As geographers, photographers, and scientists, and as concerned citizens, we and others are sounding the alarm of climate change and offer proactive small-scale solutions, many drawn from life in the Maritime Far Northeast. With climate change now convincingly documented and recognized as a worldwide phenomenon, we need to think beyond geopolitical borders. With a global market, international corporations, mass culture, satellite-based communications, English as a dominant language, and global warming, borders are passé except as pertains to issues of security. The environmental and social problems that we face are not contained within national borders.
Much like the genetic information contained within species of wild wheat or wild maize as a repository of benefits and costs, the knowledge of small indigenous cultures, such as those of the Maritime Far Northeast, can assist the global culture to find ways of living responsibly within that nature of which we are all very much a part.

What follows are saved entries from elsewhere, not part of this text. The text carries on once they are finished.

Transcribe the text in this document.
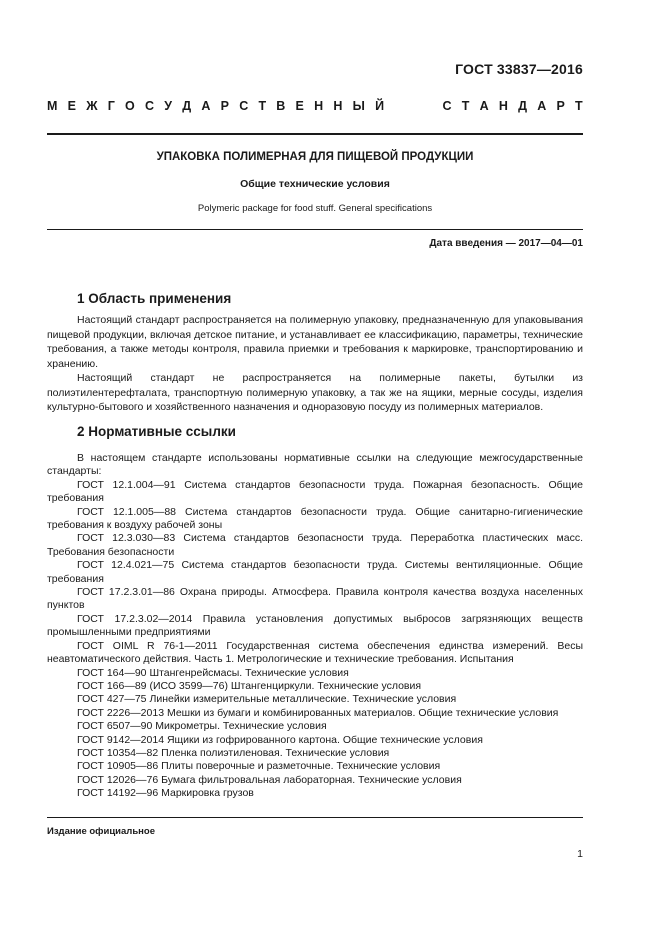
ГОСТ 33837—2016
М Е Ж Г О С У Д А Р С Т В Е Н Н Ы Й	С Т А Н Д А Р Т
УПАКОВКА ПОЛИМЕРНАЯ ДЛЯ ПИЩЕВОЙ ПРОДУКЦИИ
Общие технические условия
Polymeric package for food stuff. General specifications
Дата введения — 2017—04—01
1 Область применения

Настоящий стандарт распространяется на полимерную упаковку, предназначенную для упаковывания пищевой продукции, включая детское питание, и устанавливает ее классификацию, параметры, технические требования, а также методы контроля, правила приемки и требования к маркировке, транспортированию и хранению.

Настоящий стандарт не распространяется на полимерные пакеты, бутылки из полиэтилентерефталата, транспортную полимерную упаковку, а так же на ящики, мерные сосуды, изделия культурно-бытового и хозяйственного назначения и одноразовую посуду из полимерных материалов.

2 Нормативные ссылки

В настоящем стандарте использованы нормативные ссылки на следующие межгосударственные стандарты:

ГОСТ 12.1.004—91 Система стандартов безопасности труда. Пожарная безопасность. Общие требования

ГОСТ 12.1.005—88 Система стандартов безопасности труда. Общие санитарно-гигиенические требования к воздуху рабочей зоны

ГОСТ 12.3.030—83 Система стандартов безопасности труда. Переработка пластических масс. Требования безопасности

ГОСТ 12.4.021—75 Система стандартов безопасности труда. Системы вентиляционные. Общие требования

ГОСТ 17.2.3.01—86 Охрана природы. Атмосфера. Правила контроля качества воздуха населенных пунктов

ГОСТ 17.2.3.02—2014 Правила установления допустимых выбросов загрязняющих веществ промышленными предприятиями

ГОСТ OIML R 76-1—2011 Государственная система обеспечения единства измерений. Весы неавтоматического действия. Часть 1. Метрологические и технические требования. Испытания

ГОСТ 164—90 Штангенрейсмасы. Технические условия

ГОСТ 166—89 (ИСО 3599—76) Штангенциркули. Технические условия

ГОСТ 427—75 Линейки измерительные металлические. Технические условия

ГОСТ 2226—2013 Мешки из бумаги и комбинированных материалов. Общие технические условия

ГОСТ 6507—90 Микрометры. Технические условия

ГОСТ 9142—2014 Ящики из гофрированного картона. Общие технические условия

ГОСТ 10354—82 Пленка полиэтиленовая. Технические условия

ГОСТ 10905—86 Плиты поверочные и разметочные. Технические условия

ГОСТ 12026—76 Бумага фильтровальная лабораторная. Технические условия

ГОСТ 14192—96 Маркировка грузов

Издание официальное
1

Like the transformation of a wooden or stone shelter into a home, it is only through intimacy with the land that we develop a sense of place. All too often, peripatetic ways and omnipresent technology act as firewalls to bar us from the world of nature and from ourselves. In these journeys the authors have never really left home: we have simply enlarged the circumference of home to include the wider reaches of the Maritime Far Northeast. We hope that these journeys will encourage you the reader to make the Maritime Far Northeast part of your world, too.